Peut-on raisonnablement penser que l'armée israélienne a liquidé en quelques semaines le potentiel militaire du Hezbollah alors qu'après un an d'acharnement criminel à Gaza le Hamas n'a toujours pas rendu les armes ?
Pour preuve, la mort récente du colonel Ehsan Daksa, commandant de la brigade blindée 401. Il est l'officier le plus haut gradé à perdre la vie depuis le début de l'opération terrestre israélienne à Gaza.
La réponse se trouve sans doute dans un second article du même quotidien, daté aussi du 29 octobre : « Ministère de la Défense : 12 000 blessés pendant la guerre, dont plus de la moitié ont moins de 30 ans ».
Des soldats blessés dans la bande de Gaza sont transportés à l'hôpital Shaare Zedek à Jérusalem, le 15 mai 2024. (Crédit : Chaim Goldberg/Flash90)
L'armée perd sans doute trop d'hommes et veut stopper les opérations au sol sans risquer une nouvelle humiliation en terres libanaises. Le scénario de 2006 pourrait se répéter face au Hezbollah qui garde sa capacité de combat malgré l'élimination d'un certain nombre de ses dirigeants.
Ce que l'on observe sur le terrain, c'est que les troupes israéliennes n'ont avancé que sur de courtes distances dans les villages du Sud-Liban, compte tenu de l'intensité des opérations de la résistance. Leur supériorité aérienne leur permet des destructions colossales tant humaines que matérielles mais la victoire totale revendiquée par Netanyahou semble bien éloignée.
Haaretz parle ainsi du mois d'octobre (qui n'est pas terminé) comme le pire mois pour les pertes israéliennes depuis le début de l'année. « Dimanche, l'armée a levé l'ordre de silence après avoir appris que cinq réservistes avaient été tués au combat dans le sud du Liban samedi après-midi. 14 autres soldats ont été blessées, dont cinq dans un état grave. Les morts et les blessés provenaient de la 228e brigade d'infanterie du Commandement Nord (Brigade Alon), composée d'anciens combattants de la brigade Nahal.

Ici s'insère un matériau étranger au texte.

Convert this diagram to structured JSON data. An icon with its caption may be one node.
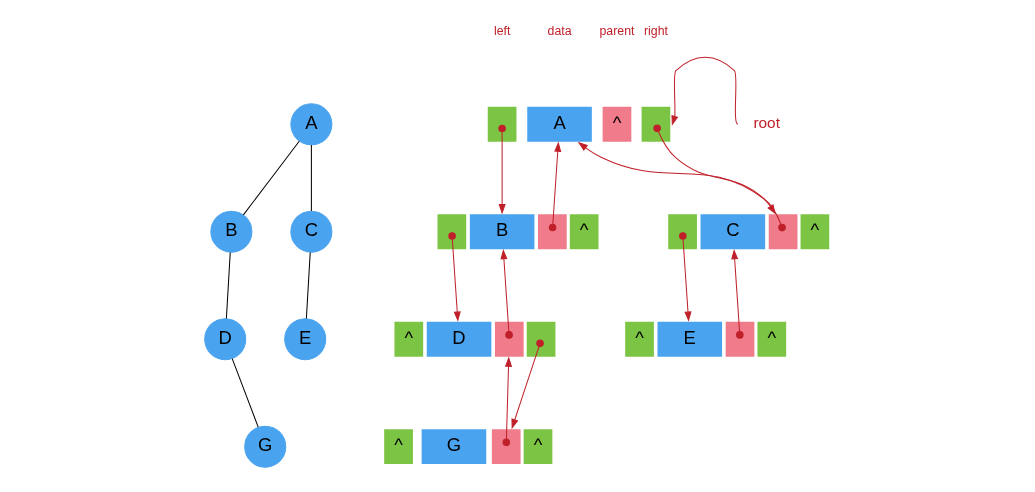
{
  "diagram": {
    "nodes": [
      {
        "text": [
          "A"
        ]
      },
      {
        "text": [
          "B"
        ]
      },
      {
        "text": [
          "C"
        ]
      },
      {
        "text": [
          "D"
        ]
      },
      {
        "text": [
          "E"
        ]
      },
      {
        "text": [
          "G"
        ]
      },
      {
        "text": [],
        "shape": "box"
      },
      {
        "text": [
          "A"
        ]
      },
      {
        "text": [
          "^"
        ]
      },
      {
        "text": [],
        "shape": "box"
      },
      {
        "text": [
          "root"
        ]
      },
      {
        "text": [],
        "shape": "box"
      },
      {
        "text": [
          "B"
        ]
      },
      {
        "text": [],
        "shape": "box"
      },
      {
        "text": [
          "^"
        ]
      },
      {
        "text": [],
        "shape": "box"
      },
      {
        "text": [
          "C"
        ]
      },
      {
        "text": [],
        "shape": "box"
      },
      {
        "text": [
          "^"
        ]
      },
      {
        "text": [
          "^"
        ]
      },
      {
        "text": [
          "D"
        ]
      },
      {
        "text": [],
        "shape": "box"
      },
      {
        "text": [],
        "shape": "box"
      },
      {
        "text": [
          "^"
        ]
      },
      {
        "text": [
          "E"
        ]
      },
      {
        "text": [],
        "shape": "box"
      },
      {
        "text": [
          "^"
        ]
      },
      {
        "text": [
          "^"
        ]
      },
      {
        "text": [
          "G"
        ]
      },
      {
        "text": [],
        "shape": "box"
      },
      {
        "text": [
          "^"
        ]
      }
    ],
    "edges": [
      {
        "from": 0,
        "to": 1,
        "arrow": "none",
        "color": "#000000"
      },
      {
        "from": 0,
        "to": 2,
        "arrow": "none",
        "color": "#000000"
      },
      {
        "from": 1,
        "to": 3,
        "arrow": "none",
        "color": "#000000"
      },
      {
        "from": 2,
        "to": 4,
        "arrow": "none",
        "color": "#000000"
      },
      {
        "from": 3,
        "to": 5,
        "arrow": "none",
        "color": "#000000"
      },
      {
        "from": 10,
        "to": 9,
        "arrow": "to"
      },
      {
        "from": 6,
        "to": 12,
        "arrow": "to"
      },
      {
        "from": 13,
        "to": 7,
        "arrow": "to"
      },
      {
        "from": 9,
        "to": 17,
        "arrow": "to"
      },
      {
        "from": 17,
        "to": 7,
        "arrow": "to"
      },
      {
        "from": 11,
        "to": 20,
        "arrow": "to"
      },
      {
        "from": 21,
        "to": 12,
        "arrow": "to"
      },
      {
        "from": 15,
        "to": 24,
        "arrow": "to"
      },
      {
        "from": 25,
        "to": 16,
        "arrow": "to"
      },
      {
        "from": 22,
        "to": 29,
        "arrow": "to"
      },
      {
        "from": 29,
        "to": 21,
        "arrow": "to"
      }
    ],
    "labels": [
      "left",
      "data",
      "parent",
      "right"
    ]
  }
}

Au cours des deux jours précédents, 10 réservistes ont été tués dans deux autres incidents dans le Sud-Liban. Et dimanche, un civil a été tué dans ce qui semble avoir été une attaque terroriste à la voiture-bélier près des bases militaires de Glilot. 32 personnes ont été blessées, dont plusieurs très grièvement. »
Netanyahou se gargarise de ses succès militaire à Gaza, au Liban et en Iran et milite pour une poursuite de la guerre sur tous les fronts. Il semble que l'armée est plus réticente car elle se rend bien compte du prix à payer qu'entraînerait une telle stratégie militaire sur la durée.
Le plus grand danger se trouve bien au Liban car si le nombre de victimes augmente l'opinion publique pourrait changer. Israël a tout à craindre d'une guerre d'usure.
Jusqu'à présent, l'armée reconnaît 33 soldats tués depuis le début de l'opération terrestre au Liban, il y a près de trois semaines. Elle a publié, en tout, le nom de 762 soldats tombés au combat en y incluant ceux morts le 7 octobre.
C'est un lourd bilan mais ce qui inquiète l'armée c'est aussi le nombre de blessés qui ne cesse d'augmenter depuis le début de cette guerre. Selon les données du ministère, 66 % des 12 000 blessés admis sont des réservistes et 51 % ont entre 18 et 30 ans.
Quatorze pour cent des blessés sont classés comme ayant des blessures modérées à graves. Parmi eux, 377 ont subi des blessures à la tête, dont 23 avec de graves lésions crâniennes nécessitant des prothèses de remplacements imprimées en 3D.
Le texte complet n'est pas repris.